Питарату было лет шестьдесят; он был плешив, выбрит начисто, и его маленькая, круглая голова, со старческими, всегда прищуренными глазами и множеством мелких морщин, собравших всю кожу лба и щек, казалась случайно приставленной к телу, еще крепкому и не согнутому старостью. Он носил квадратный греческий гиматий и всегда ходил с толстой палкой, потому что хромал на одну ногу. Всю свою молодость он служил моряком, плавал в самых отдаленнейших морях земного круга, но, сломав ногу во время кораблекрушения, должен был оставить это дело и, при содействии какого-то патрона, получил место во дворце, не требовавшее особой работы и, по его признанию, доходное.

Как все старики, Питарат любил болтать, и мне в первый же день пришлось выслушать немало его рассказов о путешествиях, бурях, дивных странах за морями, чудесных животных и о всем подобном.

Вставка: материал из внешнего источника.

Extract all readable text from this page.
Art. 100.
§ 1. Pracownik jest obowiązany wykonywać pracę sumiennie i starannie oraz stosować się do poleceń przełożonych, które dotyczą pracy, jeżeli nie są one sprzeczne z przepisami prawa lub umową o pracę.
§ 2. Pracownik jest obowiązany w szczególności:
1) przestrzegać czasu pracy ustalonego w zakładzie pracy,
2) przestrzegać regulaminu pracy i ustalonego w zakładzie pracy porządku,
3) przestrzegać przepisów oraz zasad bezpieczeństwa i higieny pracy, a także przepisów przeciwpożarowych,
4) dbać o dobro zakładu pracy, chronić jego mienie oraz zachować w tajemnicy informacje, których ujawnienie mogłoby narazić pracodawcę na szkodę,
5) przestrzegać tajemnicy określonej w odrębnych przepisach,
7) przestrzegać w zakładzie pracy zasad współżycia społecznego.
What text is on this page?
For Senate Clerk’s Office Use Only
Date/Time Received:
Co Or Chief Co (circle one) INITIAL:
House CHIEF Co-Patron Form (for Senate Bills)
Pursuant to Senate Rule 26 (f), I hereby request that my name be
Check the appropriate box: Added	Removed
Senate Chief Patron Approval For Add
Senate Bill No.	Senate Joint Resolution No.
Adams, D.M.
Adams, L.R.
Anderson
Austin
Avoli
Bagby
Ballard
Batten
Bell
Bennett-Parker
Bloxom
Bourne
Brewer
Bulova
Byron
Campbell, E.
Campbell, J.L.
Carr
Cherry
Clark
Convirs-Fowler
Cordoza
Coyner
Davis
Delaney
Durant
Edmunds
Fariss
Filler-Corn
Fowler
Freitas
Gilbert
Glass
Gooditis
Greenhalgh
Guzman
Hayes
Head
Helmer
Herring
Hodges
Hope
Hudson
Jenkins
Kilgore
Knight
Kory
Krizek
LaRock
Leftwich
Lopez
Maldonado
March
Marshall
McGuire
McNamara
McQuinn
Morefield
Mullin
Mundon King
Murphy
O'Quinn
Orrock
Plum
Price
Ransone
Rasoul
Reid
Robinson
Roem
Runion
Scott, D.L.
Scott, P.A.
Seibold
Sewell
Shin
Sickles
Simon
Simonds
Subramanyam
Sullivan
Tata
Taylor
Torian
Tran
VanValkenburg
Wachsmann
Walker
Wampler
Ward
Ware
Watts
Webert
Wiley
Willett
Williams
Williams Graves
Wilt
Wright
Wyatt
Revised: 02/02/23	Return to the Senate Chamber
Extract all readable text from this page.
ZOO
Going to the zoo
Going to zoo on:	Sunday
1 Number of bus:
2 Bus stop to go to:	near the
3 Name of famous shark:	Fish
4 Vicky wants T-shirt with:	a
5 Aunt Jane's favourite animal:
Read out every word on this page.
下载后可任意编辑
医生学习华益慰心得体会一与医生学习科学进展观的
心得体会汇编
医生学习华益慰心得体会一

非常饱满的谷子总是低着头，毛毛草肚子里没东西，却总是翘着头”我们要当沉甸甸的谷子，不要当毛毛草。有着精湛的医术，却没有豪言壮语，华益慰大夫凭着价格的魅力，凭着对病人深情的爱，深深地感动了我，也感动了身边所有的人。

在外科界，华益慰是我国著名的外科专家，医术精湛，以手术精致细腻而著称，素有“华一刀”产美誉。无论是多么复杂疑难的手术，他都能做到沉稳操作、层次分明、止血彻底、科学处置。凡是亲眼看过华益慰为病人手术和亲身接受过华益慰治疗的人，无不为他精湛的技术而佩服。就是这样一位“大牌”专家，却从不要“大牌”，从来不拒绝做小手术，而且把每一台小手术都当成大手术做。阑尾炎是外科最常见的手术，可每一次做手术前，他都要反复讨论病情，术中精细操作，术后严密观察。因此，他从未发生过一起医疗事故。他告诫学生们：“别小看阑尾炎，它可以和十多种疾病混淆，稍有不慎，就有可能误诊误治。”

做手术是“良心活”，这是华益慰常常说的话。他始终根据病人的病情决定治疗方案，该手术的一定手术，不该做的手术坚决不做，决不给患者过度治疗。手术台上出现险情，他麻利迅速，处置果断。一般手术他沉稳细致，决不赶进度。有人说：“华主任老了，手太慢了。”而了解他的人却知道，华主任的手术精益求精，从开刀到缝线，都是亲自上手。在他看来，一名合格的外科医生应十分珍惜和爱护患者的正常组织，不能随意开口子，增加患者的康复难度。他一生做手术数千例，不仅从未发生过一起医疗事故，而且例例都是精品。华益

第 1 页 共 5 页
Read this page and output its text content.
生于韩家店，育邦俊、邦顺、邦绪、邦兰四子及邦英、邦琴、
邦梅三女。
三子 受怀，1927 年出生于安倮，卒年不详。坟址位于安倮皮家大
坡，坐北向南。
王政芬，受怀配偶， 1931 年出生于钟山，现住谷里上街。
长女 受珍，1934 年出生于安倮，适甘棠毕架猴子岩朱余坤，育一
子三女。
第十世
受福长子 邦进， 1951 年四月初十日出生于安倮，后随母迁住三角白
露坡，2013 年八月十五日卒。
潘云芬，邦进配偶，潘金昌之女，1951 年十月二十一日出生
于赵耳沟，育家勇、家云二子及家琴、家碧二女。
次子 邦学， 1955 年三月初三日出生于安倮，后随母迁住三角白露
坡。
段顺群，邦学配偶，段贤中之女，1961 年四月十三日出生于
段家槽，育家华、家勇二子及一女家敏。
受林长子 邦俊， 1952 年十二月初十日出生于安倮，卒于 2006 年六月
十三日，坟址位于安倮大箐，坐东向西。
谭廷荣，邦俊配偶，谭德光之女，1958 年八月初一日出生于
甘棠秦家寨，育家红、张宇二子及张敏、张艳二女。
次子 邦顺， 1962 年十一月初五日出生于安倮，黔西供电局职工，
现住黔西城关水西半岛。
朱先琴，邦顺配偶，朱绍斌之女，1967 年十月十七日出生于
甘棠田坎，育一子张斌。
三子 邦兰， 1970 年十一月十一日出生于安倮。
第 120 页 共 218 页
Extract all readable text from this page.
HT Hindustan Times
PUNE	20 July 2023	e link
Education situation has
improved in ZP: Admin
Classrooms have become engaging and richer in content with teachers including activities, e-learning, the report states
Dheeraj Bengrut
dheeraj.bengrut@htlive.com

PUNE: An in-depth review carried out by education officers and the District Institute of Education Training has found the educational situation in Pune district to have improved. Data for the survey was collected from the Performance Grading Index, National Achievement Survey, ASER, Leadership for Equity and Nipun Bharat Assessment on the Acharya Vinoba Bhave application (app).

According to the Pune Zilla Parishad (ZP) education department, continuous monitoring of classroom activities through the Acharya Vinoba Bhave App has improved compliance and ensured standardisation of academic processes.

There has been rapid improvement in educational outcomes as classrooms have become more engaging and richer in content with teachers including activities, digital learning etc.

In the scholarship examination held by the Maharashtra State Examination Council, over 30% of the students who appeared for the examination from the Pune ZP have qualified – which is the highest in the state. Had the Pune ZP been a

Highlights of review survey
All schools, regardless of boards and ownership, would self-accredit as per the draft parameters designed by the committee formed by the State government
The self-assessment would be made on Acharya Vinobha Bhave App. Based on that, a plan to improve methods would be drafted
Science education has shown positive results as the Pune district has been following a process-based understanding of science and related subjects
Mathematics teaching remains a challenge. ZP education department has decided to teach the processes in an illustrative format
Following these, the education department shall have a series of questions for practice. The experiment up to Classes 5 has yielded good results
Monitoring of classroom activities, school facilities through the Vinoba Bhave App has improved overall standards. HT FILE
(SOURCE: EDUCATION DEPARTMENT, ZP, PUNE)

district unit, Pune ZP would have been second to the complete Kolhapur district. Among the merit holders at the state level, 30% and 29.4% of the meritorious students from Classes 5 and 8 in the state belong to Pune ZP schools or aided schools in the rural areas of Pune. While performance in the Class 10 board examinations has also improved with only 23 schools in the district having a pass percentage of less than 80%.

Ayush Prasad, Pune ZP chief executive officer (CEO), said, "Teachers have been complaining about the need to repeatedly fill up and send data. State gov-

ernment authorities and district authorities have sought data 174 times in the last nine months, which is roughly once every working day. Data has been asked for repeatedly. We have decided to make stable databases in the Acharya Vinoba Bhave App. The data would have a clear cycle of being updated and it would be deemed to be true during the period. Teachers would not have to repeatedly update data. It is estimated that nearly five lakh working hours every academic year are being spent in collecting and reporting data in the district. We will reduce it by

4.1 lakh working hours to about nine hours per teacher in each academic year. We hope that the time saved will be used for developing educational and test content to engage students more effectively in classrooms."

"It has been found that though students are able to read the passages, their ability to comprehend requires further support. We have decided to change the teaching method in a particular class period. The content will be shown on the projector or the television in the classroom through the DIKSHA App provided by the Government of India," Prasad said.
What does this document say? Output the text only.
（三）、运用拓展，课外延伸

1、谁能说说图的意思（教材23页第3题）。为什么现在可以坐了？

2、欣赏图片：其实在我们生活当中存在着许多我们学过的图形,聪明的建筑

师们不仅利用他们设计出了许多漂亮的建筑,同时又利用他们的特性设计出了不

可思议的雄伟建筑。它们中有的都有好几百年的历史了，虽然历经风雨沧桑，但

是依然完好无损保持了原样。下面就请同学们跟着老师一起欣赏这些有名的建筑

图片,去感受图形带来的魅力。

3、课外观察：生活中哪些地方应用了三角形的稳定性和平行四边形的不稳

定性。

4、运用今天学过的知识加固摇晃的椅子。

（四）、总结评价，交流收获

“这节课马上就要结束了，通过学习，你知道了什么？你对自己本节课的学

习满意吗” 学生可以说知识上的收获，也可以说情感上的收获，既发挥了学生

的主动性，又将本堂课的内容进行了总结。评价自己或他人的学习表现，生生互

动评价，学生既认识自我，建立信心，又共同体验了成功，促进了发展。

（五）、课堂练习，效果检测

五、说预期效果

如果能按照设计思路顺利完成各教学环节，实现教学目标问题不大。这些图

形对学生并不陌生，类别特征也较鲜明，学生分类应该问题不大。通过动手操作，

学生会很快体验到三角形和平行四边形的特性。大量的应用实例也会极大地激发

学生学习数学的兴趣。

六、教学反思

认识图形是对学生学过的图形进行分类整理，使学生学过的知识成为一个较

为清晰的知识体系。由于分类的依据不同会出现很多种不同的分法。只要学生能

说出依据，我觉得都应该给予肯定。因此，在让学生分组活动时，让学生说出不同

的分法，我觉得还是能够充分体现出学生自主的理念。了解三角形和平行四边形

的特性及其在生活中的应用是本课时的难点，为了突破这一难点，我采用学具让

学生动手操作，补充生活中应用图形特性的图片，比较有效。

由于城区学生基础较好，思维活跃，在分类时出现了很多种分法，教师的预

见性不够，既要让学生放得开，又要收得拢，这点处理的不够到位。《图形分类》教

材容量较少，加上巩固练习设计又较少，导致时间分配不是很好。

– Теперь, юноша, мореплавание падает, – говорил, между прочим, Питарат, охотно осушая кубок за кубком, – но в мое время мы еще делали славные поездки! Зато я все на земле видел собственными глазами и знаю, что везде одно и то же! Меня уже не проведут рассказчики разных небылиц, которые ты сам, вероятно, слушал, развесив уши. Много теперь развелось молодых краснобаев, которые на деле нигде дальше Александрии не бывали, а о чужих землях сочиняют всякие сказки, одна страшней другой. Теперь что! Все товары индийские и из земли синов идут к нам через аксомитов или персов, – вот и приходится нам переплачивать вдесятеро. А я еще плавал на египетской торговой триреме, которая из Миос-Гормоса так прямо и поплыла сначала на Салику, потом в Каттигару. Надо тебе сказать, что Эритрейское море такое, что дуют на нем только два ветра: летом с Запада, а зимою с Востока. Мы сорок дней плыли так, что не было видно земли ни справа, ни слева, небо да вода – и только. Приплыли в Метору, где слонов на улицах столько же, как у нас лошадей, и что же ты думаешь? Тамошние люди, в чалмах, пьют вино фалернское и лаодикейское, одеваются в арсинойские ткани, украшают свои столы фиванским стеклом и ставят в домах статуи наших художников! Потом столько же дней мы плыли до страны синов, и там тоже все слышали о империи, ждали наших товаров, а женщины только и мечтали, чтобы нашей сурьмой подвести себе глаза! Притом везде ходят наши деньги, золотые, серебряные и медные, и индийцы припрятывают их столь же охотно, как Римские граждане. Да, юноша, есть на свете и диковинки, но люди везде одни и те же. И уж если это тебе говорит старый Питарат, который избороздил землю от Восхода Солнца до Заката, так если другой скажет, будто за морем живут великаны или люди крылатые, плюнь ему в глаза.